O Governo do Paraná e o Banco Regional de Desenvolvimento do Extremo Sul (BRDE) formalizaram, em 30 de março de 2026, em Curitiba, a assinatura dos termos de compromisso para a execução do projeto-piloto de créditos de biodiversidade do estado. A iniciativa, que envolve sete Reservas Particulares do Patrimônio Natural (RPPNs), visa remunerar proprietários rurais que comprovam ganhos na conservação ambiental de áreas privadas. De acordo com informações da Agência Paraná, o estado se torna a primeira jurisdição subnacional do mundo a implementar esse mecanismo de incentivo financeiro.
O projeto é fundamentado na Resolução Sedest nº 53, publicada em outubro de 2024, estabelecendo a Política Estadual de Créditos de Biodiversidade. A Sedest é a Secretaria de Estado do Desenvolvimento Sustentável do Paraná, responsável pela política ambiental estadual. O secretário do Desenvolvimento Sustentável, Rafael Greca, e o diretor-presidente do BRDE, Renê Garcia Júnior, destacaram que a medida transforma a proteção ambiental em um ativo econômico tangível. Os créditos funcionam como certificados de saldo positivo na preservação, servindo como reconhecimento pelos serviços ecossistêmicos prestados pelas áreas protegidas.
Como funciona o sistema de remuneração dos créditos de biodiversidade?
O modelo de pagamento é estruturado com base no desempenho e no cumprimento de metas ambientais ao longo de dois anos. Inicialmente, cada crédito certificado é adquirido pelo valor de R$ 25. Se, após o segundo ano de monitoramento, houver a confirmação da execução integral do plano de ação proposto, o valor por crédito sobe para R$ 37,50. Cada reserva pode gerar até 1,6 mil créditos anuais, permitindo um teto de recebimento de R$ 40 mil no primeiro ciclo e R$ 60 mil no segundo, desde que os compromissos de melhoria ambiental sejam plenamente cumpridos.

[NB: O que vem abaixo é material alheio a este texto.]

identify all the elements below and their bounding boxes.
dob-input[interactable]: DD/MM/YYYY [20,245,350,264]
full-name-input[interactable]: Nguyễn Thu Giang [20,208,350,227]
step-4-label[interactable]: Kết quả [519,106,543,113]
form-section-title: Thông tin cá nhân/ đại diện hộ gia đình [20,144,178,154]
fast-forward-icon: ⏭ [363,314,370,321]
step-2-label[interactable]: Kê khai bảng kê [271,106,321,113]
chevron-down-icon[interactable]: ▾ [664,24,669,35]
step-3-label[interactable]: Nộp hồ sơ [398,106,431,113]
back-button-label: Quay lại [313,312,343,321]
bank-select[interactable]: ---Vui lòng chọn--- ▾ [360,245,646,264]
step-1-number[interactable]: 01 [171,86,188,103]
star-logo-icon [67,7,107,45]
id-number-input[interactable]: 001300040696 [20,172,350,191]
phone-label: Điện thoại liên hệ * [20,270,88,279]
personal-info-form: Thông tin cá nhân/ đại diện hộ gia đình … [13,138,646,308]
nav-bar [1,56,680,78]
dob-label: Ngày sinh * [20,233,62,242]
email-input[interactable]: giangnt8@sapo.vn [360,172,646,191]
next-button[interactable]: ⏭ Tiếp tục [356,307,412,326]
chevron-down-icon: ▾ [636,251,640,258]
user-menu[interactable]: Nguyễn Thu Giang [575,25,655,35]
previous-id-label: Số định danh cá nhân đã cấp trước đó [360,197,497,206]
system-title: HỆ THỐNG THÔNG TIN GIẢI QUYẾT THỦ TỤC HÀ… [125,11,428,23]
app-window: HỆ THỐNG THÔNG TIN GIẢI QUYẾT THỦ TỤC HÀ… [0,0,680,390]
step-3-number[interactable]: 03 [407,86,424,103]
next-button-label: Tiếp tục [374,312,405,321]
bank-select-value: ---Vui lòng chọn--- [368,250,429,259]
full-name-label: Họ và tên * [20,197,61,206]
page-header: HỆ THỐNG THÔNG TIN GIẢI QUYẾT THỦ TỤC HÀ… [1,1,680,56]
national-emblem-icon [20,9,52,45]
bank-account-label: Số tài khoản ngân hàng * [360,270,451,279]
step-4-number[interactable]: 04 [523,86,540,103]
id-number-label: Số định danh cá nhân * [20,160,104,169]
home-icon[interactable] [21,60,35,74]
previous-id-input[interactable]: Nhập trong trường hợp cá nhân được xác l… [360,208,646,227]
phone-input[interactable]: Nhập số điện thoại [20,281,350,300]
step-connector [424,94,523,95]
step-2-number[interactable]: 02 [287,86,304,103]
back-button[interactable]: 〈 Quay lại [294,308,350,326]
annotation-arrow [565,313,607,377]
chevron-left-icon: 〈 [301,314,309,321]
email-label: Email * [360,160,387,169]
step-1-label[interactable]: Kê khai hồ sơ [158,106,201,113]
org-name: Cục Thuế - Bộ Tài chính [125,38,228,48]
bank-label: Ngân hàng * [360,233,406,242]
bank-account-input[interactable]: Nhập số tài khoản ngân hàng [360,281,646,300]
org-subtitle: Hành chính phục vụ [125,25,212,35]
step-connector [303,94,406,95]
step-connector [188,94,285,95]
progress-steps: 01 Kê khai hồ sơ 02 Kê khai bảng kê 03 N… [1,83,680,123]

Quais são as reservas selecionadas para o projeto-piloto no Paraná?
Sete RPPNs foram classificadas após uma análise técnica criteriosa que avaliou itens como a localização em áreas prioritárias para conservação, região fitogeográfica e a existência de planos de manejo. As RPPNs são unidades de conservação criadas por iniciativa privada e reconhecidas pelo poder público, com objetivo de preservação perpétua. As unidades contempladas nesta fase são:
- RPPN Bellatrix;
- RPPN Vilar;
- RPPN Antenor Rival Crema;
- Reserva Natural do Alpinista Waldemar Niclevicz;
- Fazenda Paiquerê;
- RPPN Itáytyba;
- RPPN Alegrete.
Qual é o papel do BRDE e do Fundo Verde na iniciativa?
O BRDE atua como o principal comprador dos ativos gerados, utilizando recursos do seu Fundo Verde. O BRDE é um banco de desenvolvimento controlado pelos três estados do Sul — Paraná, Santa Catarina e Rio Grande do Sul. Este fundo, criado em 2022, destina 1,5% do lucro anual da instituição financeira para projetos de impacto socioambiental positivo com recursos não reembolsáveis. No contexto deste projeto, o banco aporta até R$ 2 milhões para garantir a viabilidade financeira da compra dos créditos, enquanto a Secretaria do Desenvolvimento Sustentável (Sedest) viabiliza a geração e a certificação dos ativos ambientais.
Quais são as próximas etapas para os proprietários das reservas?
Com a formalização dos compromissos, as reservas entram na etapa de implementação prática. O processo prevê a realização de um diagnóstico ambiental detalhado e a elaboração de um plano de ação para cada área. Toda a evolução será submetida à avaliação de uma entidade independente. Apenas após essa verificação técnica os créditos são efetivamente validados para a venda ao banco a preço fixo. Segundo o secretário Rafael Greca, o apoio a esses proprietários é fundamental para o futuro ecológico:
Hoje damos um passo concreto rumo a um Paraná mais sustentável. Recebo com entusiasmo a assinatura destes termos, que reforçam a importância de apoiar quem preserva. Os proprietários das RPPNs são guardiões da nossa biodiversidade, e este projeto valoriza esse compromisso com o futuro.
Como foi realizada a seleção das propriedades participantes?
A adesão ao edital foi restrita a proprietários pessoa física com reservas localizadas no Paraná, exigindo documentação regular e ausência de pendências tributárias ou ambientais. O projeto-piloto tem duração prevista de dois anos e visa estruturar um modelo paranaense de geração de incentivos financeiros ligados à conservação. Para o diretor-presidente do BRDE, Renê Garcia Júnior, a iniciativa demonstra que é possível aproximar a preservação de instrumentos financeiros de forma responsável e bem estruturada.